THERE was praise for Labour leader Ed Miliband's conference speech from former Labour leader Neil Kinnock. The former Islwyn MP said: "It was brilliant in all respects... What he's doing is manifesting the strengths that made me want him to be leader and be one of the first to propose him.
"All the time his courage, his determination, his patriotism and his empathy, his ability to relate to people is coming through and it's all genuine.’’ Working without a script appeared to cause Mr Miliband to make one slip in his speech, when he included "competition’’ among the principles that should underpin the NHS.
It came as he was roundly condemning the coalition for increasing exactly that in their controversial reforms of the health service, which he pledged to repeal.
"The National Health Service is based on a whole different set of values that the British people love: not values of markets, money and exchange, but values of competition, care and co-operation,’’ he said.
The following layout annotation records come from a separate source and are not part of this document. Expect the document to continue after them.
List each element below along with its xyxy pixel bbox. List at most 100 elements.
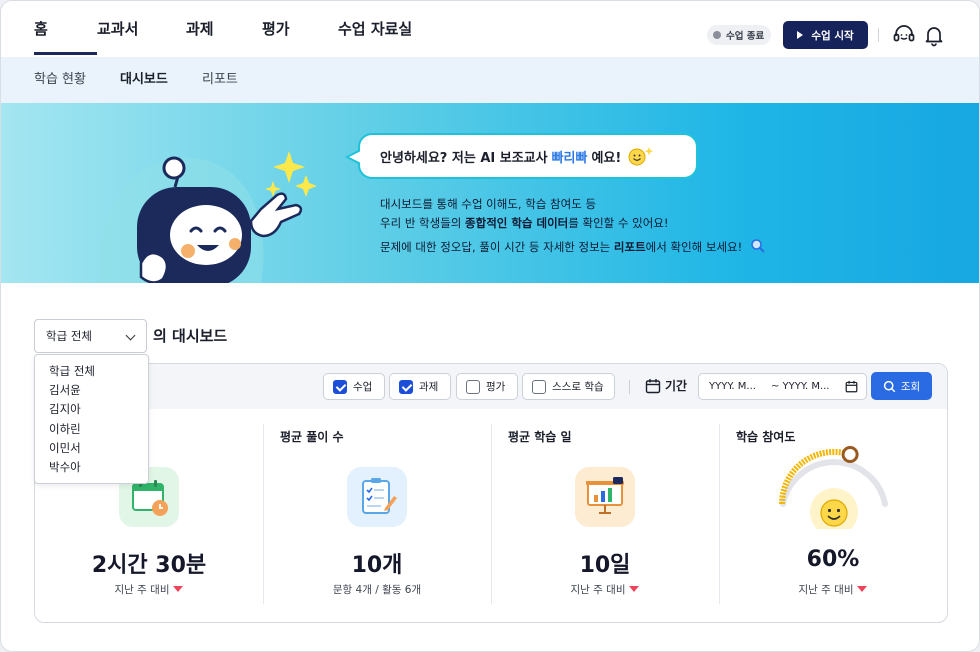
- stat-comparison-text: 지난 주 대비: [798, 584, 854, 596]
- worksheet-pencil-icon: [362, 478, 397, 514]
- search-label: 조회: [900, 380, 921, 393]
- checkbox-unchecked-icon: [532, 379, 546, 394]
- filter-chip-label: 평가: [486, 381, 506, 393]
- stat-average-solved: 평균 풀이 수 10개 문항 4개 / 활동 6개: [263, 409, 491, 622]
- checkbox-checked-icon: [399, 379, 413, 394]
- menu-textbook[interactable]: 교과서: [97, 1, 186, 57]
- search-icon: [883, 380, 896, 392]
- filter-chip-assignment[interactable]: 과제: [389, 373, 451, 400]
- period-label: 기간: [665, 379, 688, 393]
- stat-comparison-text: 지난 주 대비: [114, 584, 170, 596]
- class-option-student[interactable]: 이하린: [35, 420, 148, 439]
- subnav-report[interactable]: 리포트: [202, 57, 238, 103]
- presentation-board-icon: [586, 477, 624, 514]
- filter-chip-label: 스스로 학습: [552, 381, 604, 393]
- filter-chip-self-study[interactable]: 스스로 학습: [522, 373, 615, 400]
- top-navigation: 홈 교과서 과제 평가 수업 자료실 수업 종료 수업 시작: [1, 1, 979, 57]
- trend-down-icon: [857, 586, 868, 592]
- class-option-student[interactable]: 이민서: [35, 439, 148, 458]
- stat-comparison-text: 지난 주 대비: [570, 584, 626, 596]
- menu-home[interactable]: 홈: [34, 1, 97, 57]
- gauge-knob: [841, 446, 859, 463]
- smiley-face-icon: [820, 499, 848, 527]
- subnav-dashboard[interactable]: 대시보드: [120, 57, 168, 103]
- headset-icon: [893, 25, 915, 42]
- status-label: 수업 종료: [726, 31, 765, 42]
- stat-icon-container: [575, 467, 635, 527]
- checkbox-unchecked-icon: [466, 379, 480, 394]
- filter-chip-evaluation[interactable]: 평가: [456, 373, 518, 400]
- notification-button[interactable]: [922, 23, 946, 47]
- stat-value: 2시간 30분: [91, 553, 207, 578]
- support-headset-button[interactable]: [892, 23, 916, 47]
- banner-description-line2: 우리 반 학생들의 종합적인 학습 데이터를 확인할 수 있어요!: [380, 215, 668, 231]
- greeting-suffix: 예요!: [591, 150, 622, 166]
- stat-average-study-days: 평균 학습 일 10일 지난 주 대비: [491, 409, 719, 622]
- class-option-student[interactable]: 김서윤: [35, 381, 148, 400]
- filter-chip-label: 수업: [353, 381, 373, 393]
- date-range-picker[interactable]: YYYY. M... ~ YYYY. M...: [698, 373, 867, 400]
- filter-chip-label: 과제: [419, 381, 439, 393]
- start-class-button[interactable]: 수업 시작: [783, 21, 868, 49]
- nav-divider: [878, 28, 879, 42]
- trend-down-icon: [629, 586, 640, 592]
- main-menu: 홈 교과서 과제 평가 수업 자료실: [34, 1, 428, 57]
- banner-line3-highlight: 리포트: [613, 240, 646, 254]
- subnav-learning-status[interactable]: 학습 현황: [34, 57, 86, 103]
- smiley-sparkle-icon: [628, 147, 654, 166]
- stat-comparison: 지난 주 대비: [491, 582, 719, 597]
- banner-description-line1: 대시보드를 통해 수업 이해도, 학습 참여도 등: [380, 197, 597, 211]
- calendar-icon: [645, 379, 661, 394]
- stat-participation: 학습 참여도 60% 지난 주 대비: [719, 409, 947, 622]
- ai-robot-mascot-illustration: [99, 151, 317, 283]
- participation-gauge: [778, 446, 888, 529]
- stat-title: 평균 학습 일: [508, 430, 572, 444]
- filter-bar: 수업 과제 평가 스스로 학습 기간 YYYY. M... ~ YYYY. M.…: [35, 364, 947, 409]
- filter-divider: [629, 380, 630, 394]
- magnifier-icon: [751, 239, 765, 253]
- banner-line2-text: 우리 반 학생들의: [380, 216, 462, 230]
- dashboard-title: 의 대시보드: [153, 327, 228, 345]
- greeting-speech-bubble: 안녕하세요? 저는 AI 보조교사 빠리빠 예요!: [358, 133, 698, 179]
- class-select-dropdown[interactable]: 학급 전체: [34, 319, 147, 353]
- dashboard-card: 수업 과제 평가 스스로 학습 기간 YYYY. M... ~ YYYY. M.…: [34, 363, 948, 623]
- speech-bubble-tail-inner: [349, 151, 361, 163]
- class-option-all[interactable]: 학급 전체: [35, 362, 148, 381]
- sub-navigation: 학습 현황 대시보드 리포트: [1, 57, 979, 103]
- app-frame: 홈 교과서 과제 평가 수업 자료실 수업 종료 수업 시작 학습 현황 대시보…: [0, 0, 980, 652]
- start-class-label: 수업 시작: [811, 29, 854, 42]
- checkbox-checked-icon: [333, 379, 347, 394]
- class-options-dropdown: 학급 전체 김서윤 김지아 이하린 이민서 박수아: [34, 354, 149, 484]
- banner-description-line3: 문제에 대한 정오답, 풀이 시간 등 자세한 정보는 리포트에서 확인해 보세…: [380, 238, 766, 255]
- class-status-badge: 수업 종료: [707, 25, 771, 45]
- assistant-name: 빠리빠: [551, 150, 588, 166]
- bell-icon: [925, 27, 943, 47]
- banner-line2-highlight: 종합적인 학습 데이터: [465, 216, 569, 230]
- banner-line3-tail: 에서 확인해 보세요!: [645, 240, 743, 254]
- play-icon: [797, 31, 804, 39]
- stat-breakdown: 문항 4개 / 활동 6개: [332, 584, 422, 596]
- search-button[interactable]: 조회: [871, 372, 932, 400]
- chevron-down-icon: [125, 330, 136, 341]
- banner-line3-text: 문제에 대한 정오답, 풀이 시간 등 자세한 정보는: [380, 240, 611, 254]
- stat-title: 평균 풀이 수: [280, 430, 344, 444]
- status-dot-icon: [713, 31, 721, 39]
- menu-materials[interactable]: 수업 자료실: [338, 1, 428, 57]
- menu-evaluation[interactable]: 평가: [262, 1, 338, 57]
- stat-value: 60%: [806, 547, 860, 572]
- filter-chip-class[interactable]: 수업: [323, 373, 385, 400]
- trend-down-icon: [173, 586, 184, 592]
- greeting-text: 안녕하세요? 저는 AI 보조교사: [380, 150, 548, 166]
- menu-assignment[interactable]: 과제: [186, 1, 262, 57]
- class-option-student[interactable]: 김지아: [35, 400, 148, 419]
- stat-icon-container: [347, 467, 407, 527]
- stat-comparison: 지난 주 대비: [35, 582, 263, 597]
- stat-value: 10일: [579, 553, 631, 578]
- stat-value: 10개: [351, 553, 403, 578]
- date-start-field[interactable]: YYYY. M...: [709, 381, 756, 392]
- date-end-field[interactable]: ~ YYYY. M...: [771, 381, 830, 392]
- calendar-picker-icon[interactable]: [845, 380, 858, 393]
- class-option-student[interactable]: 박수아: [35, 458, 148, 477]
- ai-assistant-banner: 안녕하세요? 저는 AI 보조교사 빠리빠 예요! 대시보드를 통해 수업 이해…: [1, 103, 979, 283]
- banner-line2-tail: 를 확인할 수 있어요!: [568, 216, 669, 230]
Shadow business secretary Chuka Umunna said the speech was "quintessentially Ed’’.
Mr Umunna told BBC News: "This was what he was about, what he is about, and he was explaining what his values are and why we advocate what we do.’’ He denied Mr Miliband failed to outline any hard policies of what Labour would do in government, claiming the address was "rich in policy’’.
But Education Secretary Michael Gove seized on the speech as proof that Mr Miliband realised "the coalition is getting it right on vocational education and the last Labour government got it wrong’’.
Mr Gove said: "Ed Miliband wants a government which is getting every child to reach a good standard in maths and English by the age of 18, giving every child the chance to enjoy high quality work experience, making vocational qualifications more rigorous and giving business a bigger role providing apprenticeships.